TallKite

: For 11-limit, consider a chain of neutral 3rds centered on the unison: m3-hd5-m7-n2-P4-n6-P1-n3-P5-n7-M2-hA4-M6 where hd = half-dim and hA = half-aug. Consider the 6 intervals hd5-n2-n6-n3-n7-hA4. Coldly suspended seems to mean the central part of this chain. Warmly suspended seems to mean the further away parts. Except hd5 = 16/11 gets its own category. Again, this might be because 3/2 is so powerful, 16/11 sounds more like a very flat 3/2 than an interval in its own right. Note that there's a small comma 243/242 which tends to blur the difference between 11-over and 11-under.

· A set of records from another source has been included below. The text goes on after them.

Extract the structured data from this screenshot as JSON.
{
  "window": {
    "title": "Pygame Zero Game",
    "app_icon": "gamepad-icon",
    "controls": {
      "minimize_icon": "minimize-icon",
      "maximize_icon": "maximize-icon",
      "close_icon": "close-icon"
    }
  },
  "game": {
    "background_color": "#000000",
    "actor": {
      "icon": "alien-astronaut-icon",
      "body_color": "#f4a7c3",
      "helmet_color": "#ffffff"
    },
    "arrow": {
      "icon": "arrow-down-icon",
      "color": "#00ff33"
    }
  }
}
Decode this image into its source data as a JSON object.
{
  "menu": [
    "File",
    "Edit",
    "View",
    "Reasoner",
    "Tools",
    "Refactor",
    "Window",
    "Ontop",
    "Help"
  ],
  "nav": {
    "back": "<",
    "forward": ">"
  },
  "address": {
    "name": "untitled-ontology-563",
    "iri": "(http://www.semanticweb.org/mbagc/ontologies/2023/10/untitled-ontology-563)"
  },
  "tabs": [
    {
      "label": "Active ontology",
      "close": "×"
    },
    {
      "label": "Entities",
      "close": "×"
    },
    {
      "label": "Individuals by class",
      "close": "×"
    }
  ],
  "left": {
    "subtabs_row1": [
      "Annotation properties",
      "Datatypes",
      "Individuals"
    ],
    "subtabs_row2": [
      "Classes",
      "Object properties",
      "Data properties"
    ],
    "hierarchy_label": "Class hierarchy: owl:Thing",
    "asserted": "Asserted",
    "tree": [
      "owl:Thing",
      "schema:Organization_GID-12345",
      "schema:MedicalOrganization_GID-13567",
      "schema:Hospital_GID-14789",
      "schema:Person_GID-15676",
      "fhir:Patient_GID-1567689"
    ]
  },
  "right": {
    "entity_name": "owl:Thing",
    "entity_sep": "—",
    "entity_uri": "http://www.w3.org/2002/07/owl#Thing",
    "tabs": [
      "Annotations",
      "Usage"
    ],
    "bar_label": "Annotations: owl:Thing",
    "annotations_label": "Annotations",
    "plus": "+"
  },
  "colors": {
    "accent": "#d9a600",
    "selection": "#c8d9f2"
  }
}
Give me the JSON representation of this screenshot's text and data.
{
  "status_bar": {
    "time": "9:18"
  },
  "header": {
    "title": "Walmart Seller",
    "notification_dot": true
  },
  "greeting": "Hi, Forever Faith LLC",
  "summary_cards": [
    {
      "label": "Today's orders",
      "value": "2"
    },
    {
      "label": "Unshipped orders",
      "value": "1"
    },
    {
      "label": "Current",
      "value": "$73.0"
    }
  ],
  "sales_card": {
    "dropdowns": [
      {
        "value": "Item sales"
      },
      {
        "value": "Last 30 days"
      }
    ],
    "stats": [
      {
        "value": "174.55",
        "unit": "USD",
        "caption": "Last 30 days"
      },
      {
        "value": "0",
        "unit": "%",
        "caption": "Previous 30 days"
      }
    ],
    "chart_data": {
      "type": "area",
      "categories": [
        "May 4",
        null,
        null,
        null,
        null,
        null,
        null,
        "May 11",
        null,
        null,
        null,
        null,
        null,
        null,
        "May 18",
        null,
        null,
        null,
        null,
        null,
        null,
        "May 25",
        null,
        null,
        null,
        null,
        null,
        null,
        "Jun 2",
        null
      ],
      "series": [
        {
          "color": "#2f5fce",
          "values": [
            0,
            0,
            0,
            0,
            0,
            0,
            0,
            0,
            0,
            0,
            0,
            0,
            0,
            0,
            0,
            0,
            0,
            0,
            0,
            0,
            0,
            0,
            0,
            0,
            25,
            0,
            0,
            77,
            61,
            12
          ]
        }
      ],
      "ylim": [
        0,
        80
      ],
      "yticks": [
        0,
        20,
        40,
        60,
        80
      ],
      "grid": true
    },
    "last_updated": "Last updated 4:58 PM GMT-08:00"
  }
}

: So your categories seem to correspond to various regions of the lattice, which makes sense to me. Not sure I understand the positive/negative classification. Personally I loosely classify imperfect intervals as supermajor-major-neutral-minor-subminor, 5ths as superperfect-perfect-halfdim-dim-(subdim) and 4ths as (superaug)-aug-halfaug-perfect-subperfect. So basically 5-limit and deviations from there, very 31-edo-like. One could add submajor, superminor, superperfect 4th, etc. to get it down to 3-limit, very 41-edo-like. If you sharpen the 5th, then in the 3-limit chain of 5ths major sounds like supermajor and minor sounds subminor. If you flatten it, you get submajor and superminor, and if you flatten a lot, neutral. Is that the logic behind positive/negative? If so, that might be a better way to describe it, rather than referring to edos. Also note that to get 11/8 and 16/11, you are presumably flattening the 5th by a quartertone. This makes the major 2nd sound minor, and the major 3rd sound diminished! --[[User:TallKite|TallKite]] ([[User talk:TallKite|talk]]) 07:23, 2 August 2021 (UTC)